What is our sin?
And it shall come to pass, when thou shalt shew this people all these words, and they shall say unto thee, Wherefore hath the LORD pronounced all this great evil against us? Or what is our iniquity? Or what is our sin that we have committed against the LORD our God? Then shalt thou say unto them, Because your fathers have forsaken me, saith the LORD, and have walked after other gods, and have served them, and have worshipped them, and have forsaken me, and have not kept my law; and ye have done worse than your fathers; for, behold, ye walk every one after the imagination of his evil heart, that they may not hearken unto me. Jeremiah 16:10-12
If you have ever read the book of Jeremiah or know something about the spiritual state of Judah during Jeremiah's ministry, you might be tempted to think that there was a witch hiding in every closet in every home during those dark days. It was awful. The level of apostasy was so bad and so irrecoverable that God had determined to send his own chosen people into exile. The city of Jerusalem was to be devastated and the temple destroyed. And it was because of the outrageous sin of the people.
And yet, when Jeremiah tried to confront them with their sins, all they could say was, "What is our iniquity? Or what is our sin?" Despite the flagrancy of their sin, they couldn't see it. They still imagined that they were in good standing with God. They comforted themselves that all was alright. They just couldn't understand why Jeremiah would pronounce such evil against them. It was incomprehensible to them. It was Jeremiah who was bad, not them!

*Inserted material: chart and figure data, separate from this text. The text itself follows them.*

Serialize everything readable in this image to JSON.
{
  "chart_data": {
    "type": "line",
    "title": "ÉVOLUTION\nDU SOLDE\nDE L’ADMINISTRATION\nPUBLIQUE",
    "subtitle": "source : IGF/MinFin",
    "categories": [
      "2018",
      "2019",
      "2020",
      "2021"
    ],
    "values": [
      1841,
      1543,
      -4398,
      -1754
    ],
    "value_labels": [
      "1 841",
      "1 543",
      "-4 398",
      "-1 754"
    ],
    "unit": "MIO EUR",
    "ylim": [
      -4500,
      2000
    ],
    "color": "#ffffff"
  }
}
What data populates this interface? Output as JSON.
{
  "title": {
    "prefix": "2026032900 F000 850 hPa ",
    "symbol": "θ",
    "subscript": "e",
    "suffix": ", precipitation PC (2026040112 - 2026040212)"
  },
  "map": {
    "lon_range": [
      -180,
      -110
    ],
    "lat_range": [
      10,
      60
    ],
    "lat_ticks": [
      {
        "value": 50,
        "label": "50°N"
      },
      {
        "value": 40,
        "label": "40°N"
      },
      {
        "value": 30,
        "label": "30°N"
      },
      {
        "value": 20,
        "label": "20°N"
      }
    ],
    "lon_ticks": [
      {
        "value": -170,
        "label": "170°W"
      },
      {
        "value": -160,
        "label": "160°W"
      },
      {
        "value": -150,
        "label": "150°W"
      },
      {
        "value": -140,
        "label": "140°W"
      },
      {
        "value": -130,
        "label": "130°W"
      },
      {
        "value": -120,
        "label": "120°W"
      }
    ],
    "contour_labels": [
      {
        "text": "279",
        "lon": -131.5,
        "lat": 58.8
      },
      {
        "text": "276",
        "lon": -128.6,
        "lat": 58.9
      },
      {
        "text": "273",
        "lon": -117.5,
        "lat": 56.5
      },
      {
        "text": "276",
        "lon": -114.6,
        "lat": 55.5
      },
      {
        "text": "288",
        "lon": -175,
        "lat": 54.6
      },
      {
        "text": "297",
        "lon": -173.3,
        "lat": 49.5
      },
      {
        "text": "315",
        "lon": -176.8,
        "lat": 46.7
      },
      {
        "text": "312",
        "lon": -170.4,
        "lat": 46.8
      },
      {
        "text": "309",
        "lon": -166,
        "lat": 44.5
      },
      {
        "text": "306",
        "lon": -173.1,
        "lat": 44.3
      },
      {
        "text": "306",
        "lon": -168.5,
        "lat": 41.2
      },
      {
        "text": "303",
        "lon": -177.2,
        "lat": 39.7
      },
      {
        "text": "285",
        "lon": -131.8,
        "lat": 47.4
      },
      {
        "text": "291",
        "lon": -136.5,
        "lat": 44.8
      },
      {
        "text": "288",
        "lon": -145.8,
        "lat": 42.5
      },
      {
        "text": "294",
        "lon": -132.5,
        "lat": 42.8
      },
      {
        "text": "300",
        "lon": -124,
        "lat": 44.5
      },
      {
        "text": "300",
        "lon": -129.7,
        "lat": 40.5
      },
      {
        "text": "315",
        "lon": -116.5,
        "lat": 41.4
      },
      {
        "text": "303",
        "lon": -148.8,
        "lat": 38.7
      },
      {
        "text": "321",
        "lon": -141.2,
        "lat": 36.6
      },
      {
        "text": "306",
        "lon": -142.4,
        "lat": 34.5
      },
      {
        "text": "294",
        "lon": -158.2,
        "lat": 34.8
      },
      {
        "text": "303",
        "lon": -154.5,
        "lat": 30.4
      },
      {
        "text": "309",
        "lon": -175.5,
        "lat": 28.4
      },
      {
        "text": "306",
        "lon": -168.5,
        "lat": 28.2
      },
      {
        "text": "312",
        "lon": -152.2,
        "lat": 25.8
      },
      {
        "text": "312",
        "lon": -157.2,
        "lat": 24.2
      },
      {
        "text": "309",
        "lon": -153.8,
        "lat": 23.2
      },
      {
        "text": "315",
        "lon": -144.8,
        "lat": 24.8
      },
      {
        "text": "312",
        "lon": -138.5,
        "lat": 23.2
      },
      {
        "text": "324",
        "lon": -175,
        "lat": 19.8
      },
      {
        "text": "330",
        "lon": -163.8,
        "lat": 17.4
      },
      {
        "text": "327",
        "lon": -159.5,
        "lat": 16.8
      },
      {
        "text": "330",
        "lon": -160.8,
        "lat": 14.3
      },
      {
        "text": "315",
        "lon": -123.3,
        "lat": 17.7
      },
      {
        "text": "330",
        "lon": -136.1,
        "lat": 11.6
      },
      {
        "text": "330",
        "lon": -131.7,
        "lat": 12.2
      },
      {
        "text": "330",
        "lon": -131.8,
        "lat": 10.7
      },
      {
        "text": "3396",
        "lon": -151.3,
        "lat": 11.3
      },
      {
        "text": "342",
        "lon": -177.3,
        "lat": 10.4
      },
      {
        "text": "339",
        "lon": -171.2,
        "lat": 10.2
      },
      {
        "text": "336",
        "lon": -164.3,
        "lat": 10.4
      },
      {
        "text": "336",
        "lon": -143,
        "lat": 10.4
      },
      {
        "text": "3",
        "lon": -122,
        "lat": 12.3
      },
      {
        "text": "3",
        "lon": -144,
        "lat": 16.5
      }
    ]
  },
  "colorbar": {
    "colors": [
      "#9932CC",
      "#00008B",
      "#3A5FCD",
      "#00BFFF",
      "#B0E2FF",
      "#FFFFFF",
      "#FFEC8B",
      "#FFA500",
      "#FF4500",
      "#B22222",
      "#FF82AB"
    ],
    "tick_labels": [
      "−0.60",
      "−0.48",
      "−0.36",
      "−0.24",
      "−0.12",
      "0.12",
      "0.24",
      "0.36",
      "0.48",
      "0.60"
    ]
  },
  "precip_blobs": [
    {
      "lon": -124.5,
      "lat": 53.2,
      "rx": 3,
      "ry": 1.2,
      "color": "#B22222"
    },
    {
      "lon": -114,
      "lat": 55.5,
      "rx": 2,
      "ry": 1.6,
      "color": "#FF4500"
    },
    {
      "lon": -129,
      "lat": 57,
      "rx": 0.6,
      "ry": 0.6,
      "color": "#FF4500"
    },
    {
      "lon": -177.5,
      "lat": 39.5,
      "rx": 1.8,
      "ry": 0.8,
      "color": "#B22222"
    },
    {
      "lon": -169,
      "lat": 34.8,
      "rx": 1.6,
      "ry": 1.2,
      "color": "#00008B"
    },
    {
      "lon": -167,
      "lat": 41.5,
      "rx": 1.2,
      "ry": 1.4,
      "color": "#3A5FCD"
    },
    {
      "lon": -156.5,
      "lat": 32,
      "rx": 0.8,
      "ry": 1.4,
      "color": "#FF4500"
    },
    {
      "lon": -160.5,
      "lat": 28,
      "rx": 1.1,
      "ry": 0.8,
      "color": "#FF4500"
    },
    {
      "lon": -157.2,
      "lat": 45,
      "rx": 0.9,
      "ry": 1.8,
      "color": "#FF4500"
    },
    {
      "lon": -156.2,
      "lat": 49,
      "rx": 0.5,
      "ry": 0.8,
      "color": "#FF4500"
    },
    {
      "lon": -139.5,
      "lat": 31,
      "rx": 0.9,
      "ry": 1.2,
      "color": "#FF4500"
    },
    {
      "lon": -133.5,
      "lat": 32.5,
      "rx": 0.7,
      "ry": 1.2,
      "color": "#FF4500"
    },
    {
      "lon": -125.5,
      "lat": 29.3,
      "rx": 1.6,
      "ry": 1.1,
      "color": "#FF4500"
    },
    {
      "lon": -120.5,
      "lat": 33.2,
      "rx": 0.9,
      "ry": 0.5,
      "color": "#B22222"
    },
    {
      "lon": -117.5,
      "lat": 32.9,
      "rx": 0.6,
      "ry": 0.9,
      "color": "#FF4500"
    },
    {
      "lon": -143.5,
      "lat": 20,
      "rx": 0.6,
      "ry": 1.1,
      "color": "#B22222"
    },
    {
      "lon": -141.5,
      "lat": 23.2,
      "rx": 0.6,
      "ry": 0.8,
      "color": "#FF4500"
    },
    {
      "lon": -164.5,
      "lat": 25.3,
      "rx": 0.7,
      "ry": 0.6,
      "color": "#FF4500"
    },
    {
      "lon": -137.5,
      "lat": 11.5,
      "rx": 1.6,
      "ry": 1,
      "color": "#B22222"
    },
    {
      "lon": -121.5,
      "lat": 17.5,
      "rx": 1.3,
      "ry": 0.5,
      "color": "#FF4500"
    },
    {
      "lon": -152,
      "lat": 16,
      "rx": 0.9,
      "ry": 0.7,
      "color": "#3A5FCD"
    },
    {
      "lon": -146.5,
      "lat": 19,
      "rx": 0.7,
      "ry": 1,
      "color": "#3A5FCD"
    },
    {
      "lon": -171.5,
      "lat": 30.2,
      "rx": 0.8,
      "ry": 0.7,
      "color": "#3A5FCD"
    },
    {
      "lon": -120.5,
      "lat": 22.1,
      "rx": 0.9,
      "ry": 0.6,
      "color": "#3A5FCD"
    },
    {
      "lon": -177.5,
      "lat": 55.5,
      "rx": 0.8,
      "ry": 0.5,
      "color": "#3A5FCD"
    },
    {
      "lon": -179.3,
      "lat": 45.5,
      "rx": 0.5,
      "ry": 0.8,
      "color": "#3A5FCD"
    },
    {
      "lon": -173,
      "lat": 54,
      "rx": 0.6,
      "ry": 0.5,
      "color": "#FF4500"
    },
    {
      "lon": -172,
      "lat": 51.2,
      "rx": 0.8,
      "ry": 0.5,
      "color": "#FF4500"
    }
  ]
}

Before you judge the ancient Israelites, however, do we not see our own tendency mirrored here - a tendency to justify sin in our lives, to explain away our unfaithfulness to the Lord, the easiness with which we rationalize our false and wrong behaviors and attitudes? I know this describes all too often my own attitude towards the sin in my life. Therefore, let us, aware of this, make every effort to expose our own hearts, open and bare, before the Lord and his word, and to sincerely ask him, as the psalmist did, "Search me, O God, and know my heart: try me, and know my thoughts: and see if there be any wicked way in me, and lead me in the way everlasting" (Ps. 139:23-24).
And we should thank the Lord that one of the ways the Holy Spirit ministers to us is to do this very thing: to open our eyes and to remove our blindness (Acts 26:18; 2 Cor. 4:1-6). Jesus Christ died for us, not only to take away our sin but also to take away our blindness to it and to open our eyes instead to the glory of God. Moreover, we need not fear being exposed before the Lord, for we do not relate to him through Christ on the basis of our own works, but on the basis of grace freely given to us in him. He did not come to call the healthy and the righteous, but the sick and the sinful (Mk. 2:17).